In the eastern part of the forest, on the territory of the USSR, a game preserve has been organized. It has an area of 85,000 hectares (ha) with 63 aurochs (1969). In the western part of the forest, on the territory of Poland, there is a national park (a preserve) which has an area of 5,071 ha (of which 4,700 ha are an absolutely reserved territory) with 151 aurochs (1969).

The wealth and diversity of the fauna in the Białowieza Forest contributed to its becoming a favorite hunting place for Polish kings as early as the 14th century and for Russian tsars beginning in the late 18th century.

The cutting down of trees in the Białowieza Forest and large-scale lumbering operations led to a gradual reduction in the number of aurochs. At the beginning of the 20th century there were approximately 700 head of aurochs in the forest.
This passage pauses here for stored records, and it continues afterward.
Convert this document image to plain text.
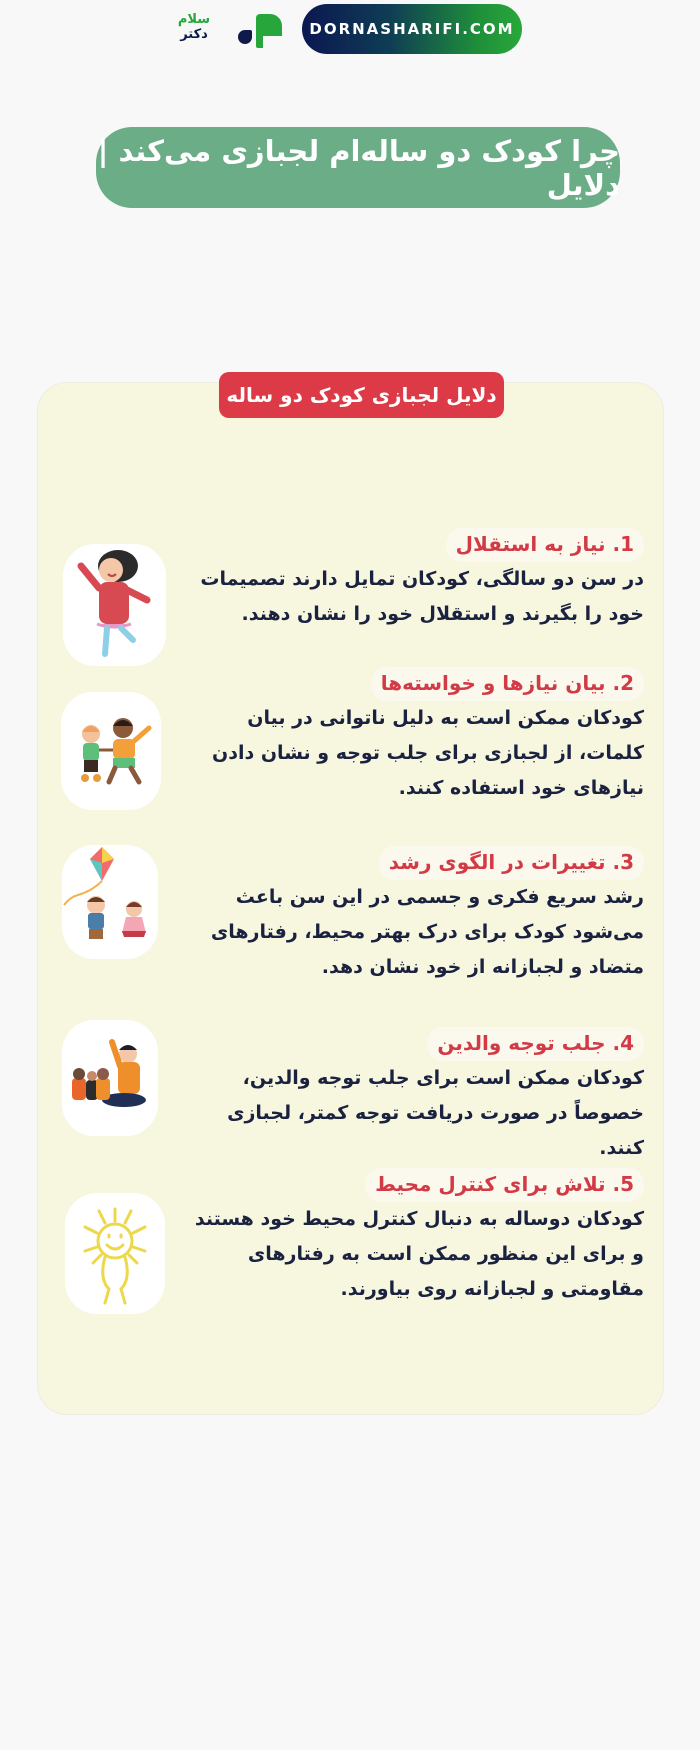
سلام
دکتر	DORNASHARIFI.COM
چرا کودک دو ساله‌ام لجبازی می‌کند | دلایل
دلایل لجبازی کودک دو ساله
1. نیاز به استقلال
در سن دو سالگی، کودکان تمایل دارند تصمیمات خود را بگیرند و استقلال خود را نشان دهند.
2. بیان نیازها و خواسته‌ها
کودکان ممکن است به دلیل ناتوانی در بیان کلمات، از لجبازی برای جلب توجه و نشان دادن نیازهای خود استفاده کنند.
3. تغییرات در الگوی رشد
رشد سریع فکری و جسمی در این سن باعث می‌شود کودک برای درک بهتر محیط، رفتارهای متضاد و لجبازانه از خود نشان دهد.
4. جلب توجه والدین
کودکان ممکن است برای جلب توجه والدین، خصوصاً در صورت دریافت توجه کمتر، لجبازی کنند.
5. تلاش برای کنترل محیط
کودکان دوساله به دنبال کنترل محیط خود هستند و برای این منظور ممکن است به رفتارهای مقاومتی و لجبازانه روی بیاورند.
During World War I and the first few years after the war, all the aurochs were exterminated. In 1929, eight aurochs from Sweden and Germany were brought to the Białowieza Forest; they were protected. (A feeding station for aurochs was established.) In 1939, after the reunification of the territory of western Byelorussia with the USSR, a preserve with 16 aurochs was organized on the forest’s territory.

During World War II the trees and fauna in the Białowieza Forest suffered badly. Under a treaty of 1944 about the state border of the USSR, the western part of the forest with its feeding station for aurochs and the town of Białowieza were included in Poland. After the end of the war ten aurochs were received from Poland, and efforts were begun to increase their number. Beginning in the 1950’s free maintenance of the aurochs was introduced, as well as regular feeding during the winter months.
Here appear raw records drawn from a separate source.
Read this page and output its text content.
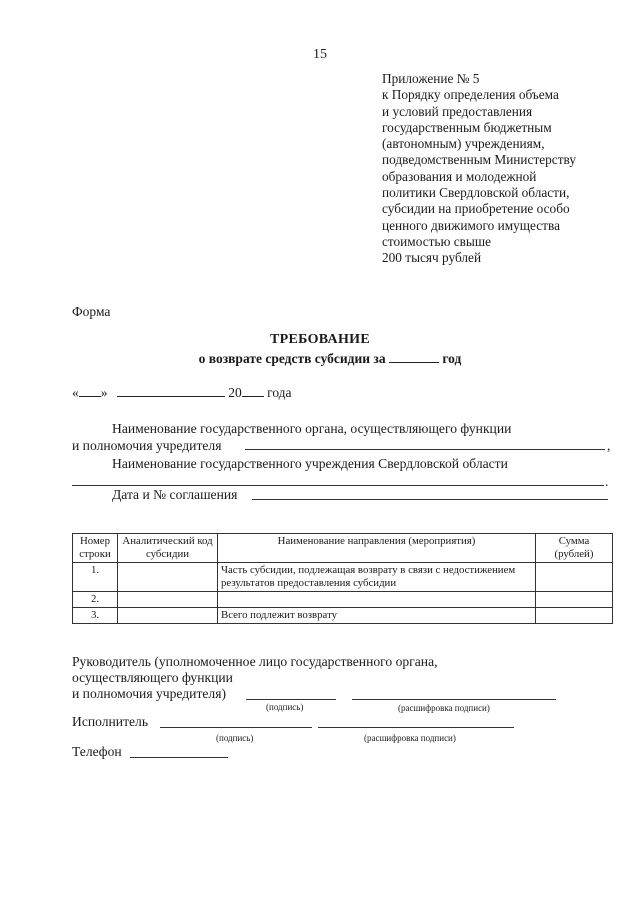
15
Приложение № 5
к Порядку определения объема
и условий предоставления
государственным бюджетным
(автономным) учреждениям,
подведомственным Министерству
образования и молодежной
политики Свердловской области,
субсидии на приобретение особо
ценного движимого имущества
стоимостью свыше
200 тысяч рублей
Форма
ТРЕБОВАНИЕ
о возврате средств субсидии за	год
« »	20 года
Наименование государственного органа, осуществляющего функции
и полномочия учредителя	,
Наименование государственного учреждения Свердловской области
.
Дата и № соглашения
Номер строки	Аналитический код субсидии	Наименование направления (мероприятия)	Сумма (рублей)
1.		Часть субсидии, подлежащая возврату в связи с недостижением результатов предоставления субсидии	
2.			
3.		Всего подлежит возврату	
Руководитель (уполномоченное лицо государственного органа,
осуществляющего функции
и полномочия учредителя)
(подпись)	(расшифровка подписи)
Исполнитель
(подпись)	(расшифровка подписи)
Телефон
Research is being done in the Białowieza Forest on the ecology of the game animals and birds, efficient use of its vegetative cover, the preservation of valuable plants, and the correct management of lumbering operations. The Białowieza Forest Nature Museum is in the game preserve; the Nature Museum is in the Polish national park.

REFERENCES

Kartsev, G. P. Belovezhskaia pushcha. St. Petersburg, 1903.
[Romanov, V. S., and G. B. Nadezhdin.] Belovezhskaia pushcha, 2nd ed. Minsk, 1967.
Kester, B. V., and S. V. Shostak. Proshloe i nastoiashchee Be-lovezhskoi pushchi. Moscow, 1968.
Belovezhskaia pushcha: Issledovanniia, issues 1–3. Minsk, 1958–69.
Zapovedniki Sovetskogo Soiuza. Edited by A. G. Bannikov. Moscow, 1969.